You think that my assessment of my car as "not that big" is fundamentally incorrect. We can disagree there (though fwiw "crossover" is a nebulous term and my car has about the same footprint of a Camry; it's just a hair taller and boxier) but please don't pretend to know my motivations.

@TechConnectify Your original thread is literally premised on a foundation of, "people talk about car size, but what about these other factors like distracted driving" (with a minor mention of other factors like street design). That's the definition of whataboutism.

As for the size of your car, I only mentioned it because you brought it up as a justification for claiming that you have, and I'm quoting, "an unbiased perspective here", which simply isn't true.

@diligentcircle okay, I'll concede in that sense that this is whataboutism - but I'm not in any way whatsoever trying to say that size doesn't matter. That's how I usually understand whataboutism to function—a means to dismiss other concerns.

I genuinely just want to know if and how distracted driving plays into this. The reversal of the downward trend in fatalities happens right when smartphones became a part of our daily lives, and F-150s, Suburbans, Pilots, etc. were popular long before then

@diligentcircle and if you mean I can't have an unbiased perspective because everyone has biases, sure.

If you genuinely think the Ioniq 5 is of a problematic size... well I can't imagine you've been in one. It's noticeably shorter than, say, a CR-V or Equinox. It's basically a wagon.

But whatever, I don't care if you think it's unreasonably large.

@TechConnectify I don't have any data on distracted driving either, but if you stop thinking of it as a nebulous other of "bad drivers" doing it, the most prevalent cause of distracted driving is GPS navigation. In the vast majority of cases where I've seen someone that I actually know holding a cell phone, that's what it was for: helping figure out how to get somewhere.

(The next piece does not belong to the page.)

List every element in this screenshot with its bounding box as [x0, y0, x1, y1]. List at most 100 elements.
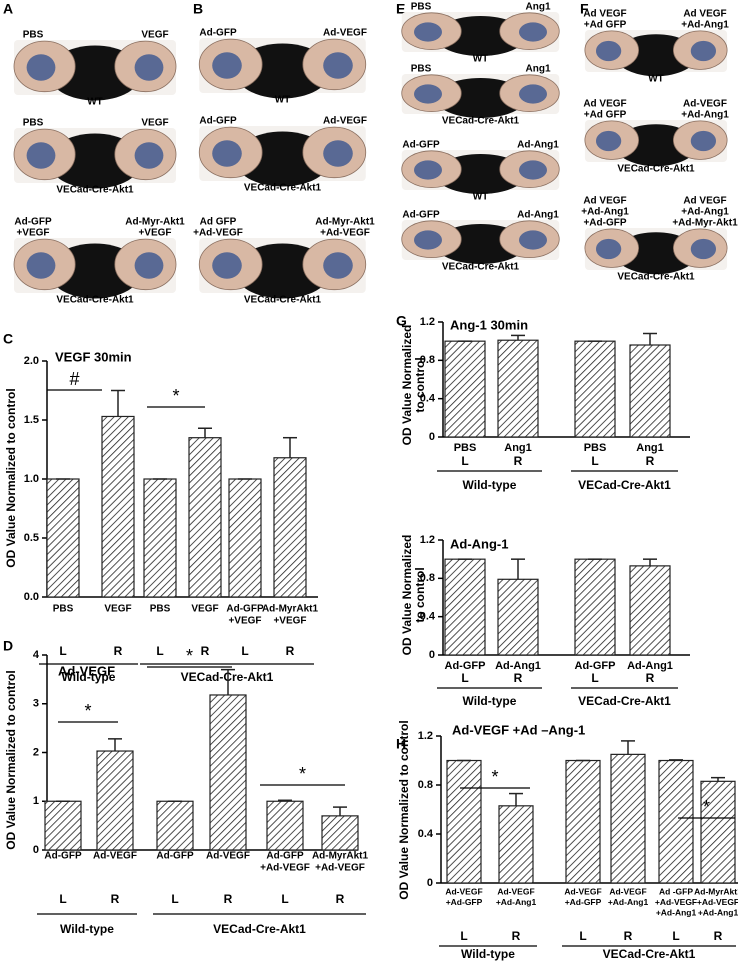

@TechConnectify Viewed from that perspective, I don't see how putting extra focus on distracted driving as a cause of accidents is all that helpful. I would contend that cars, and more importantly, streets, should be designed to deal with a certain amount of distracted driving, because ultimately, humans are humans and make human mistakes. You can't solve that by telling drivers not to get distracted as if they're children who don't know self-control.

@TechConnectify Of course, I would also contend that this is more rather proof that cars are a bad system in general (mass transit, walking, and bicycles beat cars every time in my book), but that's neither here nor there.

@TechConnectify @diligentcircle Maybe touch screens are a really bad interface when you're doing a complex task. And we've outsourced all of our in-car entertainment and navigation to devices with touch screens. Instead of apple carplay and android auto, we should be trying to make interfaces that don't require you to look at them to control them. Of course, creating a standard set of buttons that all media, and navigation apps, and all car interfaces can implement is a challenge. Android is really bad at even routing the next/play/pause/previous buttons to the right place.